III. ESASIN İNCELENMESİ
11. Başvuru kararı ve ekleri, Raportör Volkan HAS tarafından
hazırlanan işin esasına ilişkin rapor, itiraz konusu kanun hükmü ile KHK
kuralı, dayanılan ve ilgili görülen Anayasa kuralları ile bunların gerekçeleri
ve diğer yasama belgeleri okunup incelendikten sonra gereği görüşülüp
düşünüldü:
A. İtirazın Gerekçesi
12. Başvuru kararında
özetle; Meslekî Yeterlilik Kurumu (MYK) personelinin iş hukuku mevzuatına tabi olarak istihdam edildiği,
MYK personeline yapılacak ödemelerde üst sınır öngörülmesi sebebiyle itiraz konusu kuralların, toplu iş
sözleşmesi hükümleri ve Yüksek Hakem Kurulu kararları uyarınca
sağlanan malî ve sosyal haklardan MYK personelini mahrum bıraktığı, öte
yandan 375 sayılı KHK’da yer alan kuralla personelin malî ve sosyal haklarında,
MYK’da istihdam edilme tarihine göre farklılaştırma yaratıldığı, aynı unvanlı
personelin farklı ücret statülerine tabi olduğu, bu durumun ise çalışma
barışını bozduğu ve ücrette adaletsizliğe yol açtığı belirtilerek kuralların,
Anayasa’nın 49., 53., 54. ve 55. maddelerine aykırı olduğu ileri sürülmüştür.
B. Anayasa’ya Aykırılık Sorunu
13. 6216 sayılı Kanun’un 43. maddesi uyarınca ilgisi nedeniyle
kurallar, Anayasa’nın 13. maddesi yönünden de incelenmiştir.
14. İtiraz konusu kurallar,
5544 sayılı Kanun’un 25. maddesinin (1) numaralı fıkrasında yer alan “…bakanlık genel
müdürüne yapılan ödemeleri aşmamak kaydıyla,…” ve 375
sayılı KHK’nın ek 11. maddesinin birinci fıkrasının (c) bendinin “…Mesleki
Yeterlilik Kurumu kadro ve pozisyonlarına ilk defa veya yeniden atanan … uzman
unvanlı meslek personeline, ilgili
mevzuatı uyarınca ödenen her türlü maaş, aylık, ücret, ek ücret, prim, zam, tazminat,
ikramiye, fazla çalışma ücreti, kâr payı ve her ne ad altında olursa olsun
yapılan diğer ödemeler ile sosyal hak ve yardımlar kapsamında yapılan bütün
ayni ve nakdî ödemelerin bir aylık toplam net tutarı; … uzman unvanlı meslek personeli
için Başbakanlık uzmanlarına mevzuatında kadrosuna bağlı olarak malî haklar ile
sosyal hak ve yardımlar kapsamında
yapılması öngörülen ödemelerin bir aylık toplam net tutarını geçemez.” bölümü olup anılan bölüm, “Mesleki
Yeterlilik Kurumu” yönünden incelenmektedir.

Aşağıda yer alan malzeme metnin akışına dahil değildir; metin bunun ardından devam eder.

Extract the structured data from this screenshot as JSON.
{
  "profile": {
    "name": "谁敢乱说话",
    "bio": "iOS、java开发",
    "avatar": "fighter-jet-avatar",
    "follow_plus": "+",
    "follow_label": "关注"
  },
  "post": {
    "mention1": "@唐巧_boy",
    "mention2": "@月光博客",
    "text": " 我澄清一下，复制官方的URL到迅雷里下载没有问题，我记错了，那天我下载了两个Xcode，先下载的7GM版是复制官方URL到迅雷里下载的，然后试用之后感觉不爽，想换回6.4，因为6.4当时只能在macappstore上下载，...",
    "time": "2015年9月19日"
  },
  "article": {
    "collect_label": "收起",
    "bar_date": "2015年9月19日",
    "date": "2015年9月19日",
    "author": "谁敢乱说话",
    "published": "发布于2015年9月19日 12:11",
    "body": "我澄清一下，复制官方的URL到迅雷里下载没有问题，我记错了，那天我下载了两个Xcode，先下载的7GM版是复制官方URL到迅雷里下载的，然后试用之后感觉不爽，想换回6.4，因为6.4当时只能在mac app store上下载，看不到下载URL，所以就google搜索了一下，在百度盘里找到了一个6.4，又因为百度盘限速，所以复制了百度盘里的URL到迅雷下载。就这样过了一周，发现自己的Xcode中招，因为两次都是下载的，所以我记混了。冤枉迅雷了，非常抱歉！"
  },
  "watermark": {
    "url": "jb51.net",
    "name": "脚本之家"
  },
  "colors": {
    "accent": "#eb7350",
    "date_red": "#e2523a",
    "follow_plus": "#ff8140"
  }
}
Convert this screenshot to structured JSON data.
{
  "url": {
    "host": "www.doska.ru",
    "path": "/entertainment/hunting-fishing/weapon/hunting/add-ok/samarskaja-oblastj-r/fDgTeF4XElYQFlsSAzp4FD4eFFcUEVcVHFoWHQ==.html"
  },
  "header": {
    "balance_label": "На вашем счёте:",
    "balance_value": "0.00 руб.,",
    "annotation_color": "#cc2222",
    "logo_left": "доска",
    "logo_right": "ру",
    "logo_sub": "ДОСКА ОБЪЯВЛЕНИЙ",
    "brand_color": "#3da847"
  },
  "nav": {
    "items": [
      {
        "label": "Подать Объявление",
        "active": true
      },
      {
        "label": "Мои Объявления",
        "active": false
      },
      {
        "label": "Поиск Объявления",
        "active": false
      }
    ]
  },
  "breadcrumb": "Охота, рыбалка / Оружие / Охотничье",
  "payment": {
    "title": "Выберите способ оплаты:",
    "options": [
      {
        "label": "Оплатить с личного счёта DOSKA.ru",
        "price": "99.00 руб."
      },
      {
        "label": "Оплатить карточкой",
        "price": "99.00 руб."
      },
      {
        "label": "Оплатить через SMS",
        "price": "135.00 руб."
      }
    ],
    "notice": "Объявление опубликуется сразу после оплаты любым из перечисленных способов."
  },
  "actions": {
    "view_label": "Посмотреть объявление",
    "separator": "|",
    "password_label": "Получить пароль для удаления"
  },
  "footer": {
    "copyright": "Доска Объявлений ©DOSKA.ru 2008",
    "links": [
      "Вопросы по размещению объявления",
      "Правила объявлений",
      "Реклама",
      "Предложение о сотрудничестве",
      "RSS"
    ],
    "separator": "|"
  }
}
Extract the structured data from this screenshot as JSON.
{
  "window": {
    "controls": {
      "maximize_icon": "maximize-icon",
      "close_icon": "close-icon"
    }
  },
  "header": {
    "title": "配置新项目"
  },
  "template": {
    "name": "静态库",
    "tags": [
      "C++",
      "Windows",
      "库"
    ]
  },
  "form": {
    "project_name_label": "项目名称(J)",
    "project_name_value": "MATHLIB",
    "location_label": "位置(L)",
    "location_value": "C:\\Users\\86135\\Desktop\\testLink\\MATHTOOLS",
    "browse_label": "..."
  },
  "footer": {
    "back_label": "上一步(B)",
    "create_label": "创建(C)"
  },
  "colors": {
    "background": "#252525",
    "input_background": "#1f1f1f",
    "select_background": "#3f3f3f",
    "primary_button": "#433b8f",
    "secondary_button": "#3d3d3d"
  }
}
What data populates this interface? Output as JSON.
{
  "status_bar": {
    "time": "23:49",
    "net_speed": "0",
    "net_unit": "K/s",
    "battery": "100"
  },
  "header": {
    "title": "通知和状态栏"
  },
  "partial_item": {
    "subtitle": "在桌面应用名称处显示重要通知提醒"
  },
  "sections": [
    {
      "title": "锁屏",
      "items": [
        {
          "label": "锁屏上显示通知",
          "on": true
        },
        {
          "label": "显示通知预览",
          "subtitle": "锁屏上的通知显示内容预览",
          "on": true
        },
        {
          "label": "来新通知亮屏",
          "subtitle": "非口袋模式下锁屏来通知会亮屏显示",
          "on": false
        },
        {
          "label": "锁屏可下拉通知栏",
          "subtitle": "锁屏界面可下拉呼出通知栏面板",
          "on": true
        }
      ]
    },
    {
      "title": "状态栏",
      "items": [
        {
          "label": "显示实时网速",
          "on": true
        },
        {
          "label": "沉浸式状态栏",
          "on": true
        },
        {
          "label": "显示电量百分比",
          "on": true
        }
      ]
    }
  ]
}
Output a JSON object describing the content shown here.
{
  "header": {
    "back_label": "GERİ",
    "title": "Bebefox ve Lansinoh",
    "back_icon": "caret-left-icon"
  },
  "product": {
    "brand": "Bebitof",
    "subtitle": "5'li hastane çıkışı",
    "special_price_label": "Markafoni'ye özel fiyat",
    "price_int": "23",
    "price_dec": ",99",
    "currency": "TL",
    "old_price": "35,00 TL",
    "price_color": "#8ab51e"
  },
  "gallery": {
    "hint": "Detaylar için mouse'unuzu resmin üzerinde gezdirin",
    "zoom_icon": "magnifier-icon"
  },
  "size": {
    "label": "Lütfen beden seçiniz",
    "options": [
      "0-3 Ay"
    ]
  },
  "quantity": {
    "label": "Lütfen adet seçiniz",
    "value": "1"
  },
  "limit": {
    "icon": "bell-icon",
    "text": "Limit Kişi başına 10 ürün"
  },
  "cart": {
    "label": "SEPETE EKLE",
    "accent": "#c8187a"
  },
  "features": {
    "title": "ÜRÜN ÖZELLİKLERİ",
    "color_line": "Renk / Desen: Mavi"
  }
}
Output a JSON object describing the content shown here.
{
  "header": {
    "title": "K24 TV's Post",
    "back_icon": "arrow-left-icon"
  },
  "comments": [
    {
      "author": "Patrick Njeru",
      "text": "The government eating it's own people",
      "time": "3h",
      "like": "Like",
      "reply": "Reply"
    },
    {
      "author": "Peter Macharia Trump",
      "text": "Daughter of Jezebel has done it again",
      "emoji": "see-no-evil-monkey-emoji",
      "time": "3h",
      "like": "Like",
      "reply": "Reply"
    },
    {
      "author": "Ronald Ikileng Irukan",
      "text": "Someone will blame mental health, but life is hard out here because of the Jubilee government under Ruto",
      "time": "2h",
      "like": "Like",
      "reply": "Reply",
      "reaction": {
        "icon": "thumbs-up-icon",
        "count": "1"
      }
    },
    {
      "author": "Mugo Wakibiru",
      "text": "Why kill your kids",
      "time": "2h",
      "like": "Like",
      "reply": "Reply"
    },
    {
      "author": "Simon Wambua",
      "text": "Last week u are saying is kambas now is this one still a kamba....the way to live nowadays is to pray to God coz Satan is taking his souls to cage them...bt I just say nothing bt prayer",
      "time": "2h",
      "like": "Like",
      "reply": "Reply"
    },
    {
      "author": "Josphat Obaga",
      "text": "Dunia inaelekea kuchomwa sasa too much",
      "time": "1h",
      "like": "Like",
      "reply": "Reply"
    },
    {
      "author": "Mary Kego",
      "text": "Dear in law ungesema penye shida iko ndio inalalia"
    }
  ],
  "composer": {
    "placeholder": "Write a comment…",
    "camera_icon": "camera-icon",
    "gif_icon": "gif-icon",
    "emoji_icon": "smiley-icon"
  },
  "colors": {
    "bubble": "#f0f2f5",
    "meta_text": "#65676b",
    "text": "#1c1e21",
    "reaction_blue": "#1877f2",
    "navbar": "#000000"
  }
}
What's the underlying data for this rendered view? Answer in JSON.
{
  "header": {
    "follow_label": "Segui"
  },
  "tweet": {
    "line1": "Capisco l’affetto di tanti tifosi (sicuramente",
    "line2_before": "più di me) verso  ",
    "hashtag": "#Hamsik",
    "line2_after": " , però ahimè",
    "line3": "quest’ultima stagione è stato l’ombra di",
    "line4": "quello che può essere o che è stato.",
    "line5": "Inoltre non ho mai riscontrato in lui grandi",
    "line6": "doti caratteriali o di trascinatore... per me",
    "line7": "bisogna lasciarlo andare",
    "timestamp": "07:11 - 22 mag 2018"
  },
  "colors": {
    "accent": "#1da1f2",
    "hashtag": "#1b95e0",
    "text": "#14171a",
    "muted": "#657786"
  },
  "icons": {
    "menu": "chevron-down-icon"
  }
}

15. İtiraz konusu Kanun hükmü, MYK Başkanının, yönetici
personelinin ve diğer personelinin, Yönetim Kurulunun kararı ve Genel Kurulun
onayı ile belirlenen ücret, malî ve sosyal haklarına bir üst sınır öngörmekte
ve bu hakların Çalışma ve Sosyal Güvenlik Bakanlığı Genel Müdürüne yapılan
ödemeleri aşmaması gerektiğini belirtmektedir. İtiraz konusu KHK kuralı da MYK
kadro ve pozisyonlarına ilk defa veya yeniden atanan uzman unvanlı meslek
personeline, ilgili mevzuatı uyarınca ödenen her türlü maaş, aylık, ücret,
ek ücret, prim, zam, tazminat,
ikramiye, fazla çalışma ücreti, kâr payı ve her ne ad altında olursa olsun
yapılan diğer ödemeler ile sosyal hak ve yardımlar kapsamında yapılan bütün
aynî ve nakdî ödemelerin bir aylık toplam net tutarının, Başbakanlık
uzmanlarına mevzuatında kadrosuna bağlı olarak malî haklar ile sosyal hak ve
yardımlar kapsamında yapılması öngörülen ödemelerin bir aylık toplam net
tutarını geçemeyeceğini hükme bağlamaktadır.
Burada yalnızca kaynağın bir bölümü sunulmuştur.